Hong Kong: how much unrest will China tolerate?

The Chinese government’s instinct is to crush not to compromise, but Hong Kong is different. Under “one country, two systems” people in Hong Kong have the right to protest, whereas on the mainland even small demonstrations are illegal.

Across China every week local leaders protesting about environmental issues, land grabs and official corruption are arrested, demonstrators threatened, communities bought off or divided – there are dozens of ways of stopping protest before it starts. In Hong Kong they can’t do that, so now they have a problem – this protest is growing.

The demonstrators are demanding that the authorities in Beijing withdraw their ruling that only approved candidates – ie: those who support the Chinese Communist Party – may stand for the Hong Kong legislature in 2017. The mostly young protestors say they were promised real democracy, and they’re prepared to fight for it.

“Grown-ups like to talk about political realities and the broader context.
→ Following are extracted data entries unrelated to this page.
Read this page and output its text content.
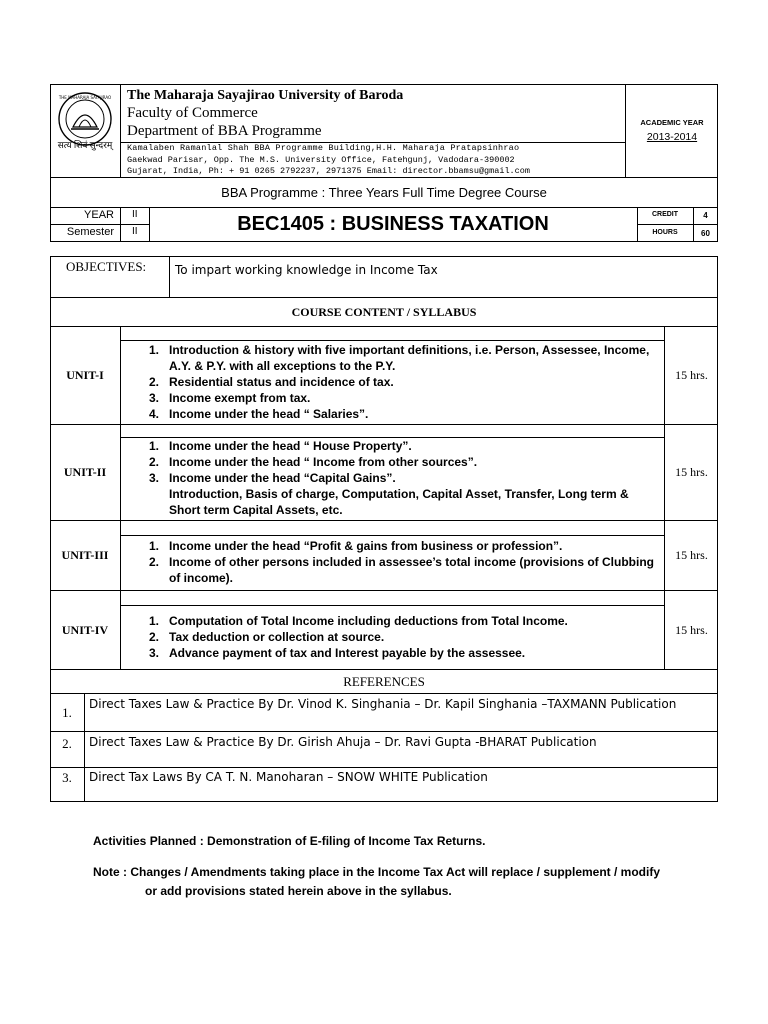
THE MAHARAJA SAYAJIRAO
सत्यं शिवं सुन्दरम्
The Maharaja Sayajirao University of Baroda
Faculty of Commerce
Department of BBA Programme
Kamalaben Ramanlal Shah BBA Programme Building,H.H. Maharaja Pratapsinhrao
Gaekwad Parisar, Opp. The M.S. University Office, Fatehgunj, Vadodara-390002
Gujarat, India, Ph: + 91 0265 2792237, 2971375 Email: director.bbamsu@gmail.com
ACADEMIC YEAR
2013-2014
BBA Programme : Three Years Full Time Degree Course
YEAR	II
Semester	II	BEC1405 : BUSINESS TAXATION	CREDIT	4
HOURS	60
OBJECTIVES: To impart working knowledge in Income Tax
COURSE CONTENT / SYLLABUS
UNIT-I	15 hrs.
1. Introduction & history with five important definitions, i.e. Person, Assessee, Income, A.Y. & P.Y. with all exceptions to the P.Y.
2. Residential status and incidence of tax.
3. Income exempt from tax.
4. Income under the head “ Salaries”.
UNIT-II	15 hrs.
1. Income under the head “ House Property”.
2. Income under the head “ Income from other sources”.
3. Income under the head “Capital Gains”.
Introduction, Basis of charge, Computation, Capital Asset, Transfer, Long term & Short term Capital Assets, etc.
UNIT-III	15 hrs.
1. Income under the head “Profit & gains from business or profession”.
2. Income of other persons included in assessee’s total income (provisions of Clubbing of income).
UNIT-IV	15 hrs.
1. Computation of Total Income including deductions from Total Income.
2. Tax deduction or collection at source.
3. Advance payment of tax and Interest payable by the assessee.
REFERENCES
1.
Direct Taxes Law & Practice By Dr. Vinod K. Singhania – Dr. Kapil Singhania –TAXMANN Publication
2.	Direct Taxes Law & Practice By Dr. Girish Ahuja – Dr. Ravi Gupta -BHARAT Publication
3.	Direct Tax Laws By CA T. N. Manoharan – SNOW WHITE Publication
Activities Planned : Demonstration of E-filing of Income Tax Returns.
Note : Changes / Amendments taking place in the Income Tax Act will replace / supplement / modify
or add provisions stated herein above in the syllabus.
But the broader context is that Beijing won’t give you what you want,” said Joshua Wong, a 17 year old student leader who was arrested over the weekend but released this morning. “If you don’t persist, then it’s only more likely that they won’t listen to you.”

Not only would such a protest never be allowed in Beijing or Shanghai, but the Chinese Communist Party doesn’t even want Chinese citizens to know it’s happening. Instagram was blocked in mainland China over the weekend so no-one could see online pictures of the protests.

Most TV broadcasts on the mainland have ignored Hong Kong, and one even depicted the demonstrations as, “ten thousand Hong Kong people rallying to celebrate National Day and supporting the lawful implementation of the election process”.


Blissful in their ignorance, Chinese tourists heading to Hong Kong for a National Day shopping trip on Wednesday may be shocked at what they find.

How much unrest will the authorities in Beijing tolerate? The demonstrators are a new generation, but they all know what happened in Tiananmen Square on 4 June 1989, when the Communist Party crushed a student protest in Beijing with tanks. The Chinese President, Xi Jinping, will be reluctant to send in the People’s Armed Police or any mainland force, preferring to leave it to the Hong Kong authorities, but he holds that option in reserve.

At the moment this is a Hong Kong protest about a Hong Kong issue, not a broader movement against the power of the party, but the greatest fear of Xi and his comrades is that it might morph into something bigger and spread across the de facto border to Shenzhen, Guangzhou and beyond.

The party is paranoid about an “Asian Spring” or a “colour revolution” like those that brought down governments in the former Soviet bloc. After all, they know their history. It was Mao Zedong who said “Every long journey starts with a first step.”